Electrochemical in vitro reduction of P450 enzymes is a promising alternative to in vivo applications. Previously we presented three engineered P450_BM3 variants for aniline hydroxylation, equipped with a carbon nanotube binding-peptide (CNT-tag) for self-assembly on CNT electrodes. Compared to wildtype P450_BM3 the NADPH-dependent activity was enhanced, but the coupling efficiency remained low. For P450_BM3 Verma, Schwaneberg and Roccatano (2014, Biopolymers 101, 197–209) calculated putative electron transfer pathways (eTPs) by MD simulations. We hypothesised that knockouts of these transfer pathways would alter the coupling efficiency of the system. The results revealed no improved system for the electrically-driven P450s. For the NADPH-driven P450s, however, the most active eTP-mutant showed a 13-fold increased activity and a 32-fold elevated coupling efficiency using NADPH as reducing equivalent. This suggests an alternative principle of electron transport for the reduction by NADPH and an electrode, respectively. The work presents moreover a tool to improve the coupling and activity of P450s with non-natural substrates.
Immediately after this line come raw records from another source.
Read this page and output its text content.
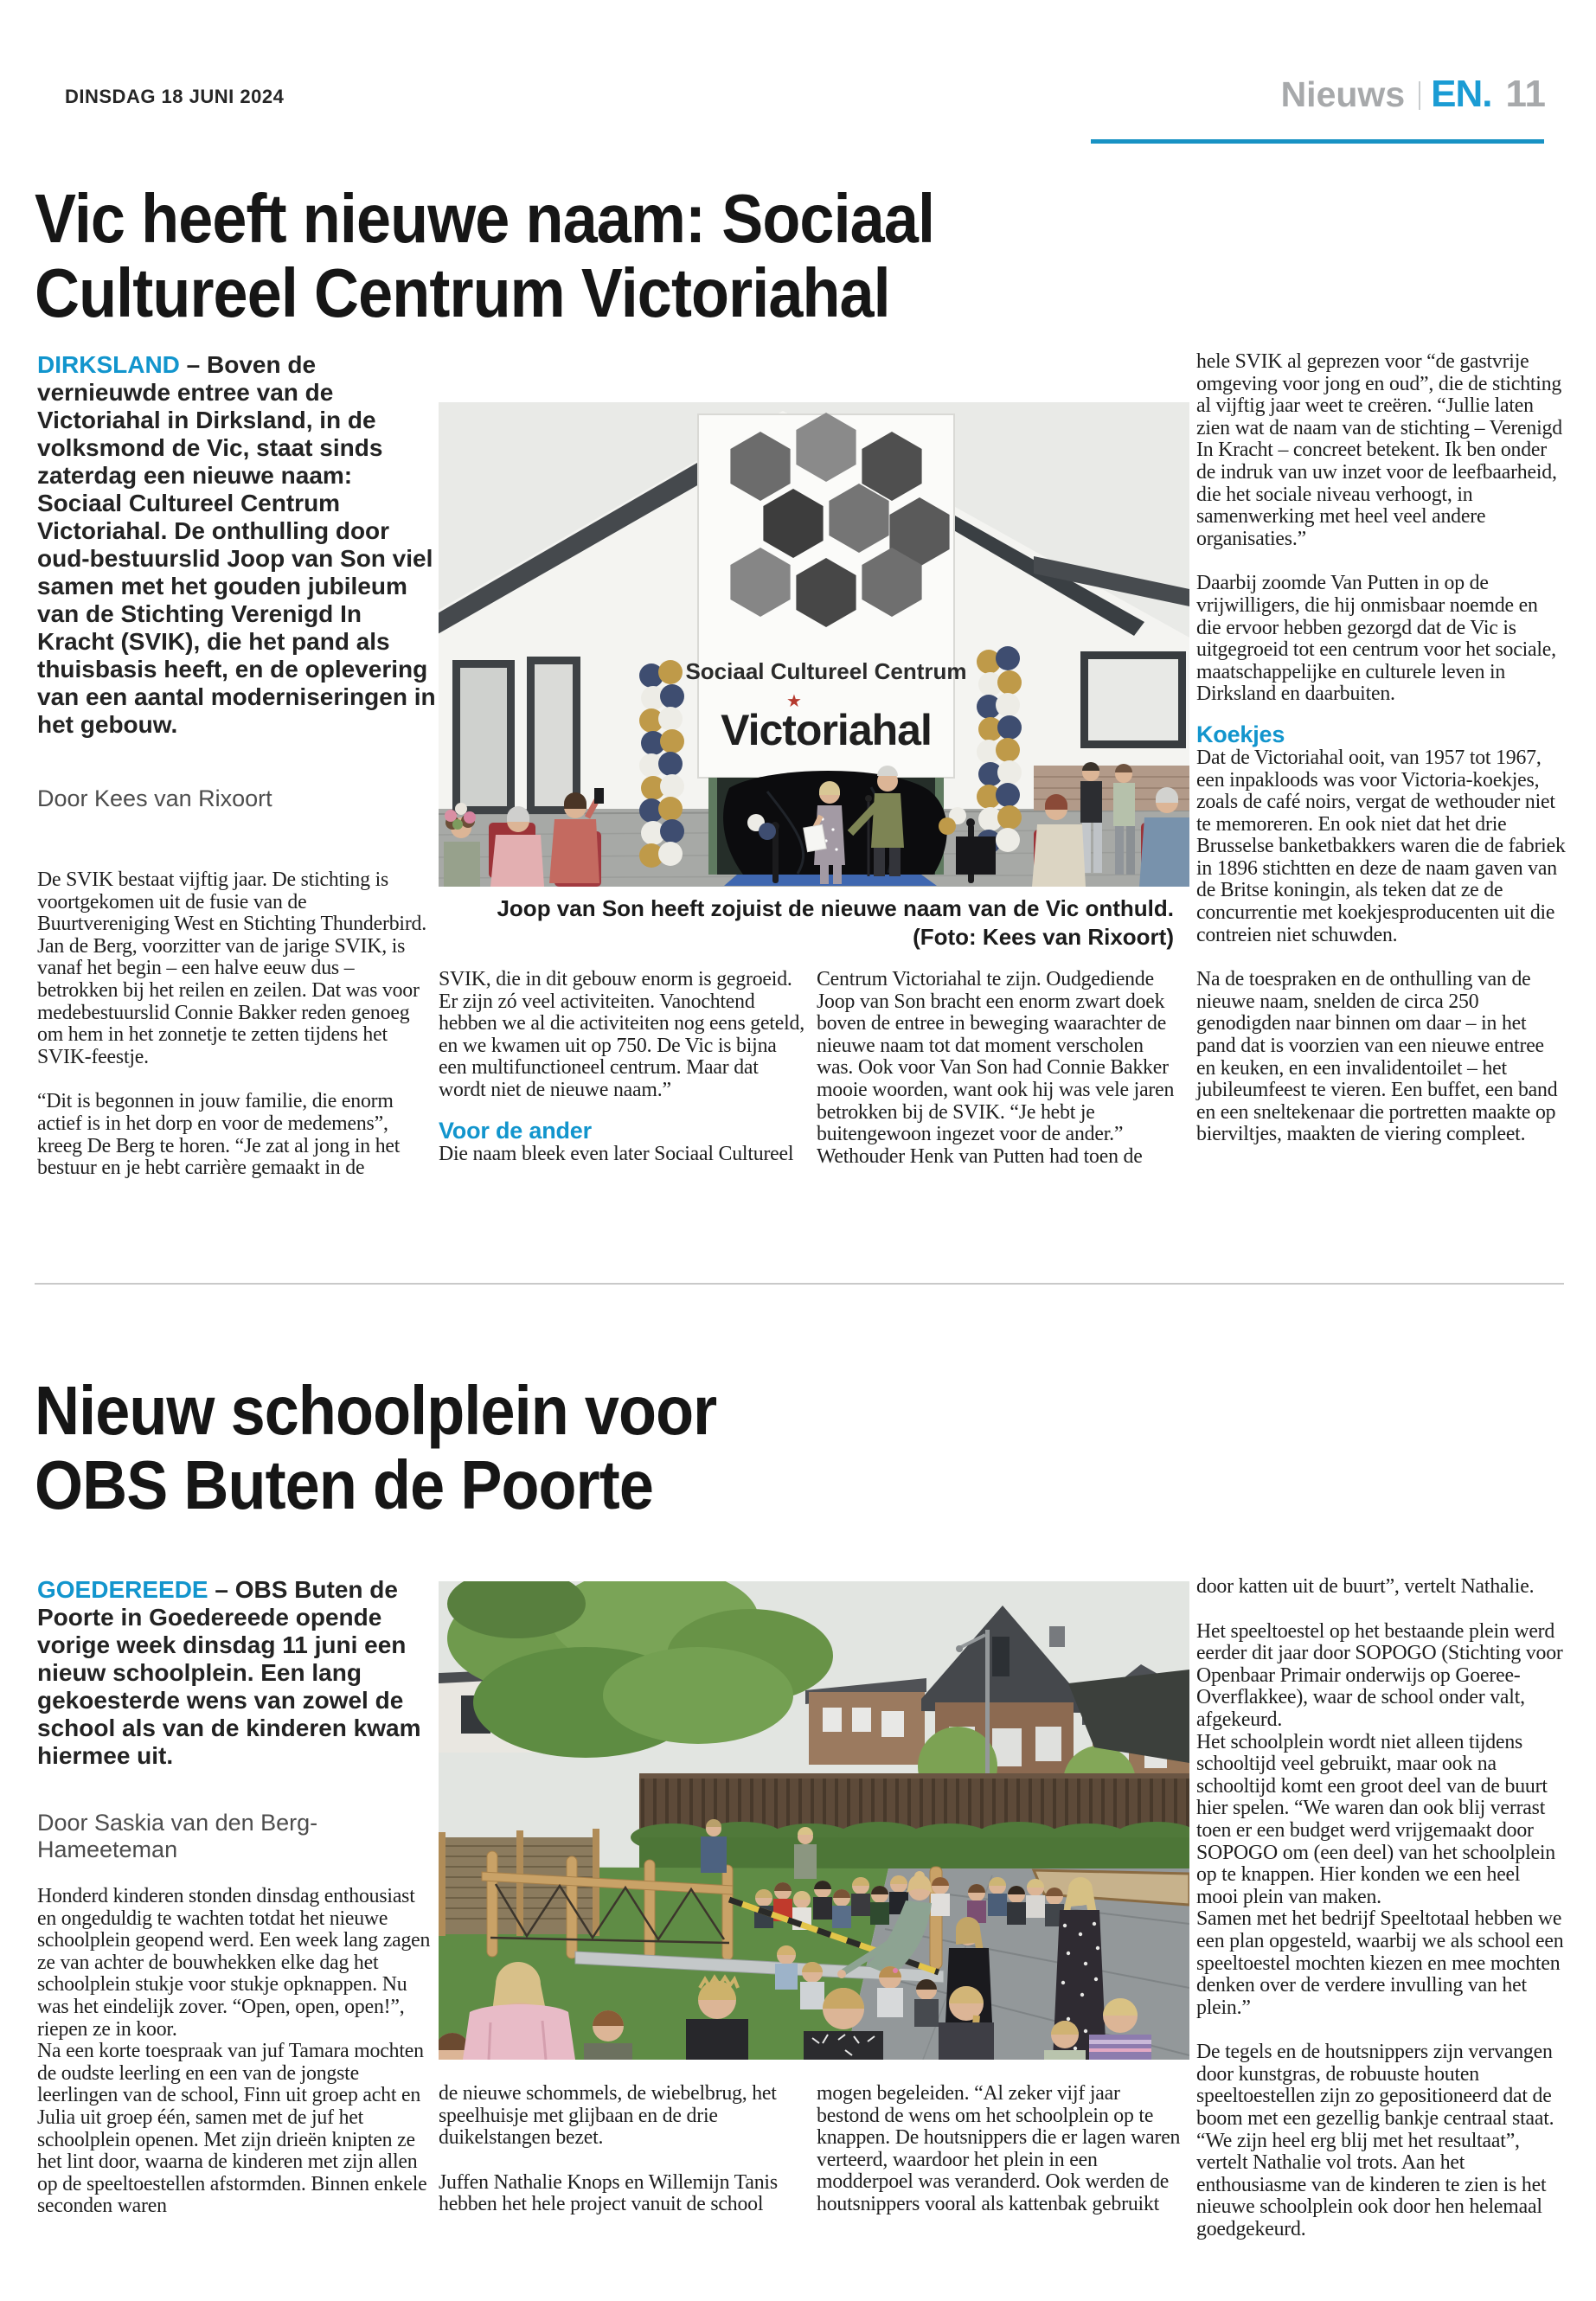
DINSDAG 18 JUNI 2024	Nieuws EN. 11
Vic heeft nieuwe naam: Sociaal
Cultureel Centrum Victoriahal

DIRKSLAND – Boven de vernieuwde entree van de Victoriahal in Dirksland, in de volksmond de Vic, staat sinds zaterdag een nieuwe naam: Sociaal Cultureel Centrum Victoriahal. De onthulling door oud-bestuurslid Joop van Son viel samen met het gouden jubileum van de Stichting Verenigd In Kracht (SVIK), die het pand als thuisbasis heeft, en de oplevering van een aantal moderniseringen in het gebouw.

Door Kees van Rixoort

De SVIK bestaat vijftig jaar. De stichting is voortgekomen uit de fusie van de Buurtvereniging West en Stichting Thunderbird. Jan de Berg, voorzitter van de jarige SVIK, is vanaf het begin – een halve eeuw dus – betrokken bij het reilen en zeilen. Dat was voor medebestuurslid Connie Bakker reden genoeg om hem in het zonnetje te zetten tijdens het SVIK-feestje.

“Dit is begonnen in jouw familie, die enorm actief is in het dorp en voor de medemens”, kreeg De Berg te horen. “Je zat al jong in het bestuur en je hebt carrière gemaakt in de

Sociaal Cultureel Centrum
★
Victoriahal
Joop van Son heeft zojuist de nieuwe naam van de Vic onthuld. (Foto: Kees van Rixoort)

SVIK, die in dit gebouw enorm is gegroeid. Er zijn zó veel activiteiten. Vanochtend hebben we al die activiteiten nog eens geteld, en we kwamen uit op 750. De Vic is bijna een multifunctioneel centrum. Maar dat wordt niet de nieuwe naam.”

Voor de ander

Die naam bleek even later Sociaal Cultureel

Centrum Victoriahal te zijn. Oudgediende Joop van Son bracht een enorm zwart doek boven de entree in beweging waarachter de nieuwe naam tot dat moment verscholen was. Ook voor Van Son had Connie Bakker mooie woorden, want ook hij was vele jaren betrokken bij de SVIK. “Je hebt je buitengewoon ingezet voor de ander.” Wethouder Henk van Putten had toen de

hele SVIK al geprezen voor “de gastvrije omgeving voor jong en oud”, die de stichting al vijftig jaar weet te creëren. “Jullie laten zien wat de naam van de stichting – Verenigd In Kracht – concreet betekent. Ik ben onder de indruk van uw inzet voor de leefbaarheid, die het sociale niveau verhoogt, in samenwerking met heel veel andere organisaties.”

Daarbij zoomde Van Putten in op de vrijwilligers, die hij onmisbaar noemde en die ervoor hebben gezorgd dat de Vic is uitgegroeid tot een centrum voor het sociale, maatschappelijke en culturele leven in Dirksland en daarbuiten.

Koekjes

Dat de Victoriahal ooit, van 1957 tot 1967, een inpakloods was voor Victoria-koekjes, zoals de café noirs, vergat de wethouder niet te memoreren. En ook niet dat het drie Brusselse banketbakkers waren die de fabriek in 1896 stichtten en deze de naam gaven van de Britse koningin, als teken dat ze de concurrentie met koekjesproducenten uit die contreien niet schuwden.

Na de toespraken en de onthulling van de nieuwe naam, snelden de circa 250 genodigden naar binnen om daar – in het pand dat is voorzien van een nieuwe entree en keuken, en een invalidentoilet – het jubileumfeest te vieren. Een buffet, een band en een sneltekenaar die portretten maakte op bierviltjes, maakten de viering compleet.

Nieuw schoolplein voor
OBS Buten de Poorte

GOEDEREEDE – OBS Buten de Poorte in Goedereede opende vorige week dinsdag 11 juni een nieuw schoolplein. Een lang gekoesterde wens van zowel de school als van de kinderen kwam hiermee uit.

Door Saskia van den Berg-Hameeteman

Honderd kinderen stonden dinsdag enthousiast en ongeduldig te wachten totdat het nieuwe schoolplein geopend werd. Een week lang zagen ze van achter de bouwhekken elke dag het schoolplein stukje voor stukje opknappen. Nu was het eindelijk zover. “Open, open, open!”, riepen ze in koor.

Na een korte toespraak van juf Tamara mochten de oudste leerling en een van de jongste leerlingen van de school, Finn uit groep acht en Julia uit groep één, samen met de juf het schoolplein openen. Met zijn drieën knipten ze het lint door, waarna de kinderen met zijn allen op de speeltoestellen afstormden. Binnen enkele seconden waren

de nieuwe schommels, de wiebelbrug, het speelhuisje met glijbaan en de drie duikelstangen bezet.

Juffen Nathalie Knops en Willemijn Tanis hebben het hele project vanuit de school

mogen begeleiden. “Al zeker vijf jaar bestond de wens om het schoolplein op te knappen. De houtsnippers die er lagen waren verteerd, waardoor het plein in een modderpoel was veranderd. Ook werden de houtsnippers vooral als kattenbak gebruikt

door katten uit de buurt”, vertelt Nathalie.

Het speeltoestel op het bestaande plein werd eerder dit jaar door SOPOGO (Stichting voor Openbaar Primair onderwijs op Goeree-Overflakkee), waar de school onder valt, afgekeurd.

Het schoolplein wordt niet alleen tijdens schooltijd veel gebruikt, maar ook na schooltijd komt een groot deel van de buurt hier spelen. “We waren dan ook blij verrast toen er een budget werd vrijgemaakt door SOPOGO om (een deel) van het schoolplein op te knappen. Hier konden we een heel mooi plein van maken.

Samen met het bedrijf Speeltotaal hebben we een plan opgesteld, waarbij we als school een speeltoestel mochten kiezen en mee mochten denken over de verdere invulling van het plein.”

De tegels en de houtsnippers zijn vervangen door kunstgras, de robuuste houten speeltoestellen zijn zo gepositioneerd dat de boom met een gezellig bankje centraal staat. “We zijn heel erg blij met het resultaat”, vertelt Nathalie vol trots. Aan het enthousiasme van de kinderen te zien is het nieuwe schoolplein ook door hen helemaal goedgekeurd.
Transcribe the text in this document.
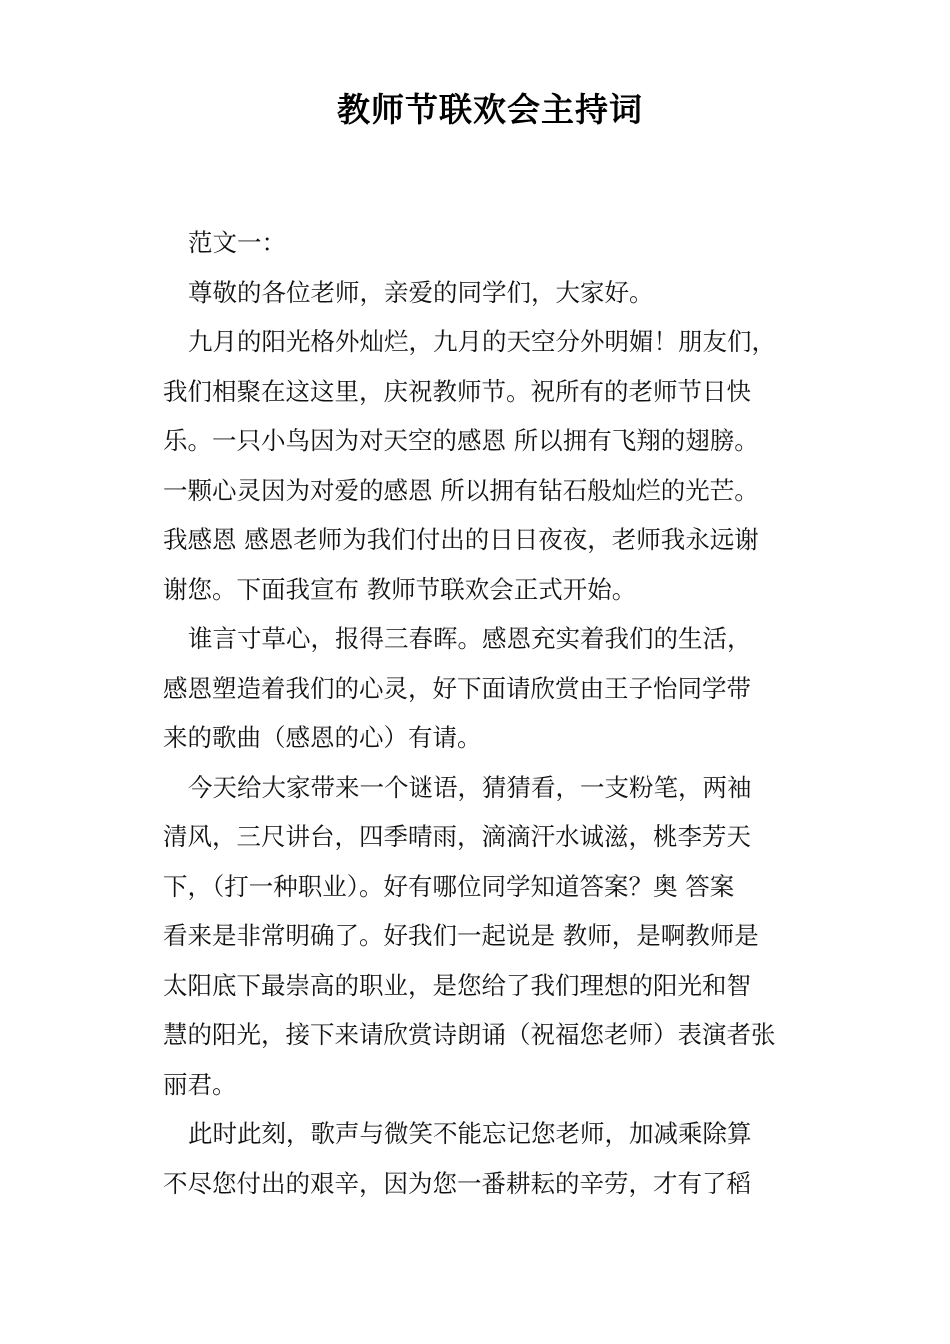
教师节联欢会主持词

范文一：

尊敬的各位老师，亲爱的同学们，大家好。

九月的阳光格外灿烂，九月的天空分外明媚！朋友们，
我们相聚在这这里，庆祝教师节。祝所有的老师节日快
乐。一只小鸟因为对天空的感恩 所以拥有飞翔的翅膀。
一颗心灵因为对爱的感恩 所以拥有钻石般灿烂的光芒。
我感恩 感恩老师为我们付出的日日夜夜，老师我永远谢
谢您。下面我宣布 教师节联欢会正式开始。

谁言寸草心，报得三春晖。感恩充实着我们的生活，
感恩塑造着我们的心灵，好下面请欣赏由王子怡同学带
来的歌曲（感恩的心）有请。

今天给大家带来一个谜语，猜猜看，一支粉笔，两袖
清风，三尺讲台，四季晴雨，滴滴汗水诚滋，桃李芳天
下，（打一种职业）。好有哪位同学知道答案？奥 答案
看来是非常明确了。好我们一起说是 教师，是啊教师是
太阳底下最崇高的职业，是您给了我们理想的阳光和智
慧的阳光，接下来请欣赏诗朗诵（祝福您老师）表演者张
丽君。

此时此刻，歌声与微笑不能忘记您老师，加减乘除算
不尽您付出的艰辛，因为您一番耕耘的辛劳，才有了稻
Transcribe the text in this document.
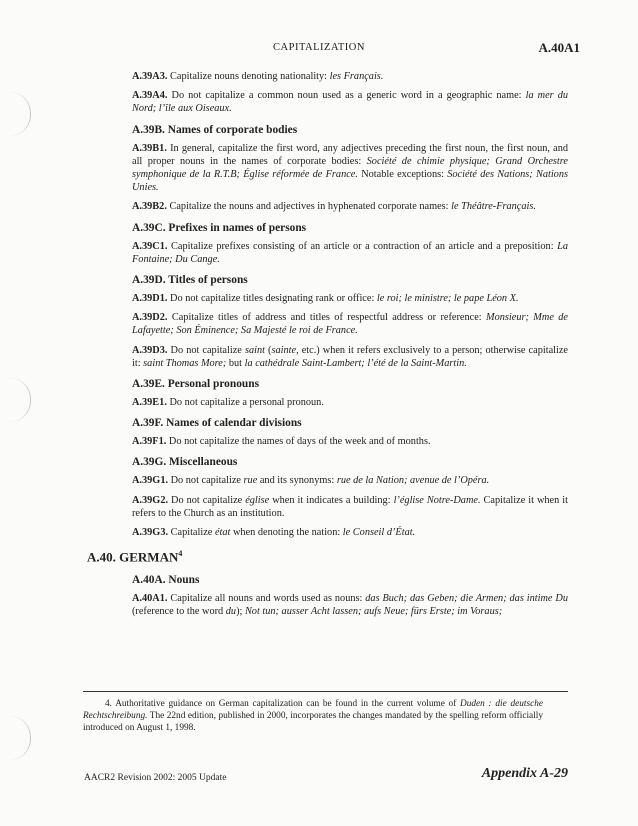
CAPITALIZATION	A.40A1

A.39A3. Capitalize nouns denoting nationality: les Français.

A.39A4. Do not capitalize a common noun used as a generic word in a geographic name: la mer du Nord; l’île aux Oiseaux.

A.39B. Names of corporate bodies

A.39B1. In general, capitalize the first word, any adjectives preceding the first noun, the first noun, and all proper nouns in the names of corporate bodies: Société de chimie physique; Grand Orchestre symphonique de la R.T.B; Église réformée de France. Notable exceptions: Société des Nations; Nations Unies.

A.39B2. Capitalize the nouns and adjectives in hyphenated corporate names: le Théâtre-Français.

A.39C. Prefixes in names of persons

A.39C1. Capitalize prefixes consisting of an article or a contraction of an article and a preposition: La Fontaine; Du Cange.

A.39D. Titles of persons

A.39D1. Do not capitalize titles designating rank or office: le roi; le ministre; le pape Léon X.

A.39D2. Capitalize titles of address and titles of respectful address or reference: Monsieur; Mme de Lafayette; Son Éminence; Sa Majesté le roi de France.

A.39D3. Do not capitalize saint (sainte, etc.) when it refers exclusively to a person; otherwise capitalize it: saint Thomas More; but la cathédrale Saint-Lambert; l’été de la Saint-Martin.

A.39E. Personal pronouns

A.39E1. Do not capitalize a personal pronoun.

A.39F. Names of calendar divisions

A.39F1. Do not capitalize the names of days of the week and of months.

A.39G. Miscellaneous

A.39G1. Do not capitalize rue and its synonyms: rue de la Nation; avenue de l’Opéra.

A.39G2. Do not capitalize église when it indicates a building: l’église Notre-Dame. Capitalize it when it refers to the Church as an institution.

A.39G3. Capitalize état when denoting the nation: le Conseil d’État.

A.40. GERMAN$^4$
A.40A. Nouns

A.40A1. Capitalize all nouns and words used as nouns: das Buch; das Geben; die Armen; das intime Du (reference to the word du); Not tun; ausser Acht lassen; aufs Neue; fürs Erste; im Voraus;

4. Authoritative guidance on German capitalization can be found in the current volume of Duden : die deutsche Rechtschreibung. The 22nd edition, published in 2000, incorporates the changes mandated by the spelling reform officially introduced on August 1, 1998.
AACR2 Revision 2002: 2005 Update	Appendix A-29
P450酶的电化学体外还原是体内应用的一种有前途的替代方法。之前，我们介绍了三种工程化的P450 _BM3变体，用于苯胺羟基化，配备了碳纳米管结合肽（CNT-tag），用于在CNT电极上自组装。与野生型P450 _BM3相比，NADPH依赖性活性增强，但偶联效率仍然很低。对于P450 _BM3Verma，Schwaneberg和Roccatano（2014，Biopolymers 101，197–209）通过MD模拟计算了推定的电子转移途径（eTPs）。我们假设这些传递途径的敲除会改变系统的耦合效率。结果表明，没有针对电动P450的改进系统。但是，对于NADPH驱动的P450，使用NADPH作为还原当量，活性最高的eTP突变体显示出13倍的活性增加和32倍的偶联效率提高。这暗示了分别通过NADPH和电极还原的电子传输的替代原理。此外，该工作提出了一种改善P450与非天然底物的偶联和活性的工具。